Terminando o jogo, recorri ao Google e achei uma matéria com o título “9 expressões populares com origens ligadas à escravidão”, explicando muita coisa que jamais imaginamos. E lá estava “tirar a nêga”: quando senhores feudais disputavam algum esporte/jogo, o prêmio era uma escrava. Ou seja, expressão que remete à escravidão, misoginia e estupro.
A partir de então, passei a me fiscalizar quando vou expressar alguma frase. “Judiação”, “clarear as ideias”, “situação está preta”, “denegrir a imagem” e tantas outras devem ser repensadas e evitadas. É fácil? De jeito nenhum! Mas é preciso. O conhecimento do que é errado, nos tornamos responsáveis por modificar nossas atitudes.
“Ah, mas é cultural!”, alguns podem alegar. (E pasmem!, ouvi – e vi – muito “esquerdista” cometendo esse mesmo erro e postagens e comentários).
A escravidão, por exemplo, era cultural, mas hoje é condenável – assim como deveriam ser os zoológicos e uso de animais em qualquer tipo de entretenimento humano, como farra do boi, vaquejada, rodeios e touradas, para aproveitar o gancho e desmistificar mais essa ideia absurda!
Passar por um processo de desconstrução exige sair de nossa zona de conforto e até mesmo “comprar briga”. Mas é o que deve ser feito. Não cabe mais subjugarmos mulheres, negros, gays, animais senscientes e muito menos perpetuar atitudes que vão contra princípios éticos e morais. Se sabemos que somos todos iguais, por qual motivo ainda temos atitudes que nos desrespeitem?
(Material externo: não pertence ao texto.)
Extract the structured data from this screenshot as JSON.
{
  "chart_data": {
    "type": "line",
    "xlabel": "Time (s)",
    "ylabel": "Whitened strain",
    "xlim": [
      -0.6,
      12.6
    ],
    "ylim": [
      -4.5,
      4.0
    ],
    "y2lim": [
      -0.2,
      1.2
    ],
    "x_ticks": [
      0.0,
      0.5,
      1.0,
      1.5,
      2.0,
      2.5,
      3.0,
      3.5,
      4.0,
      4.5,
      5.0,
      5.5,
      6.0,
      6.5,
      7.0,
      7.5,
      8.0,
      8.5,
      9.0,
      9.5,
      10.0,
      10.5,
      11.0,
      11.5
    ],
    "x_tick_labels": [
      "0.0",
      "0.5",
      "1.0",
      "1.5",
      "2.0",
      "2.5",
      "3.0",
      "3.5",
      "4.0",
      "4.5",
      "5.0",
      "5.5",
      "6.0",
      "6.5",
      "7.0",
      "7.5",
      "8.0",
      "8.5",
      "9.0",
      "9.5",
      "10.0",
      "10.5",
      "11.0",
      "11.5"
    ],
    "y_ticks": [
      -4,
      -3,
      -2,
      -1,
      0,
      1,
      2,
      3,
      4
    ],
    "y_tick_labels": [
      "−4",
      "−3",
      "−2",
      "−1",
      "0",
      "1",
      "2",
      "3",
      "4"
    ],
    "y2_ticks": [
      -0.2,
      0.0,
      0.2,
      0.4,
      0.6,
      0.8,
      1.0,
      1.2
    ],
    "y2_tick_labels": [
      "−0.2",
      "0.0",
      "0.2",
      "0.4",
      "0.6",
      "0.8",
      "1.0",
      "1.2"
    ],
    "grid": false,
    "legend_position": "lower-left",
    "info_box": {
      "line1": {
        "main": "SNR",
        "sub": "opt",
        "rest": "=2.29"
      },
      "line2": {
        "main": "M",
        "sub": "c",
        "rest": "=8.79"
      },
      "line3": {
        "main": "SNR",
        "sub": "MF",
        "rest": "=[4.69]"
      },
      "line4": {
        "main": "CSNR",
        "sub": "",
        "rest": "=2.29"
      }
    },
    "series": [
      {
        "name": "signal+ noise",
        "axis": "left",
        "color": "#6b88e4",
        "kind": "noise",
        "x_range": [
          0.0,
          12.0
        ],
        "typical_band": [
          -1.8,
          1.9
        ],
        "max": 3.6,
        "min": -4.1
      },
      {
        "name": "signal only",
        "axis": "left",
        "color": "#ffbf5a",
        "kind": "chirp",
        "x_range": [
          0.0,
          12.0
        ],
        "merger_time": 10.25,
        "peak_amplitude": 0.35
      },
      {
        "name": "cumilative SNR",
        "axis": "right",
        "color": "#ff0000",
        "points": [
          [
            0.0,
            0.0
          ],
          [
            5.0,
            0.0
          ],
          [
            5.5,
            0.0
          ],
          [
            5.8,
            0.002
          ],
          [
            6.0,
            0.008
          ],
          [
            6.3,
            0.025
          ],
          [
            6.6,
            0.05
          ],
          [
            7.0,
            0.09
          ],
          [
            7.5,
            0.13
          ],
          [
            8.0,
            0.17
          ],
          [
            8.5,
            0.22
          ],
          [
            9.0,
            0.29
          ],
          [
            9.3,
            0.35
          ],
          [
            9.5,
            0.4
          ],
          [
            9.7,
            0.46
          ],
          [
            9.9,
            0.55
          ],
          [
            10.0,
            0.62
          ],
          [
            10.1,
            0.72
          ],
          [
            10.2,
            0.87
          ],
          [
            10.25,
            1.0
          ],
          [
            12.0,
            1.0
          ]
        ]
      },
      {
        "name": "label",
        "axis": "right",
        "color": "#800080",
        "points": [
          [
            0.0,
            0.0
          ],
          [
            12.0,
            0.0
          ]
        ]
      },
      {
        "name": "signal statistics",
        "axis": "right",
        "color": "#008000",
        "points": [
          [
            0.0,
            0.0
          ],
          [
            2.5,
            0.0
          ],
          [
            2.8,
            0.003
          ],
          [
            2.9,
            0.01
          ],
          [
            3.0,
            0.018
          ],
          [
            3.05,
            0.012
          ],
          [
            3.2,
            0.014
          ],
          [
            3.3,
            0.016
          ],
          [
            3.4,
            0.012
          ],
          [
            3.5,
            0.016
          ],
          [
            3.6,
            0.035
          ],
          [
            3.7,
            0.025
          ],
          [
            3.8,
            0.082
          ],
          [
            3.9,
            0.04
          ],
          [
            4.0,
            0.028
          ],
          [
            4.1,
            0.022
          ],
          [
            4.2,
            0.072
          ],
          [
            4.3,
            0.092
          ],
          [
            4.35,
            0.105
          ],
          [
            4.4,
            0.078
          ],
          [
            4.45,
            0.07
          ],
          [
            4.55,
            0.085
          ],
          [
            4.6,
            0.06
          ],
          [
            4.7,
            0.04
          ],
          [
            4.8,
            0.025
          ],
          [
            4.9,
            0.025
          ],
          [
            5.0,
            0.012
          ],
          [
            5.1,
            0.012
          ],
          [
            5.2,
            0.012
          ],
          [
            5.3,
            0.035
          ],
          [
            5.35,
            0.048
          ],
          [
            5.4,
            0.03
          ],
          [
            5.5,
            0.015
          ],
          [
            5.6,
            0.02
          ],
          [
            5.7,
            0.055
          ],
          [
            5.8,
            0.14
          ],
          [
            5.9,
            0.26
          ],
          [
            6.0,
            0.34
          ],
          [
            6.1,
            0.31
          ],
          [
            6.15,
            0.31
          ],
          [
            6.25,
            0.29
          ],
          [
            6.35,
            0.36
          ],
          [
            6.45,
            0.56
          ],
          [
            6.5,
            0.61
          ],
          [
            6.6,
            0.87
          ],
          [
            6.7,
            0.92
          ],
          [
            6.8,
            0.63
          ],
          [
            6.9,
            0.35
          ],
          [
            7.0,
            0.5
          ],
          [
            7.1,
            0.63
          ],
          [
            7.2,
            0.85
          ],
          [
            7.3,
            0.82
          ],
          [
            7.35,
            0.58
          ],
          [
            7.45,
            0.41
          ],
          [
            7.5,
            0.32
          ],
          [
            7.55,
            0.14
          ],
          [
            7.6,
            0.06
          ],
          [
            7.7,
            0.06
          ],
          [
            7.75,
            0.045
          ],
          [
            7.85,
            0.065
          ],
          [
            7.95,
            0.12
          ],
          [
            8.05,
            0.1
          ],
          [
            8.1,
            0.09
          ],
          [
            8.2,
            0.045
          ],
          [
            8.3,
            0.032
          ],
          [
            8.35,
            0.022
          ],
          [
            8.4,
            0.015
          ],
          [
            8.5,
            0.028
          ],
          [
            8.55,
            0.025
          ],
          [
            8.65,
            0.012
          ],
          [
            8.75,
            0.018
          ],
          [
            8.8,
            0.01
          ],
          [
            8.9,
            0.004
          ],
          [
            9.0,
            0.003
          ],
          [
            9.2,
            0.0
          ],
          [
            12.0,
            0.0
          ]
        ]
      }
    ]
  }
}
Falo isso olhando para mim mesmo: durante anos, por convivência em uma família conservadora – mesmo sem conseguir entender até hoje tal motivo – sempre fui “educado” a criticar Lula, o PT, a esquerda, o comunismo. Nunca contestei, apenas replicava o que ouvia dentro de casa (a mesma casa que até hoje lê “Estadão”, assiste Globo e votou no Bozonazi). Fui abrir minha mente e aprender a contestar somente na faculdade, já com meus 17 anos. E dali em diante, jamais aceitei imposição alguma sem antes questionar. Criei em mim um senso crítico, defensor de ideias e ideais socialistas. E como disse anteriormente, não foi fácil, principalmente enquanto morava sob o mesmo teto. Desconstruí-me bastante, e ainda tenho muito a ser desconstruído, afinal, é um processo que demanda tempo e, acima de tudo, disposição.
Mas é isso que precisamos. É disso que a sociedade necessita. E isso, obviamente, incomoda o clã que manipula livremente seus analfabetos políticos e “isentões”, e temem que sejam formados cidadãs e cidadãos críticos (não à toa, tentam a qualquer custo cercear o direito ao livre ensino nas escolas, via projetos absurdos como a tal “Escola Sem Partido”).
Assim sendo, essa pequena reflexão é acima de tudo um convite para que façamos nossa parte para mudarmos nossos atos e, consequentemente, tornarmos nossa sociedade cada vez mais justa e igualitária.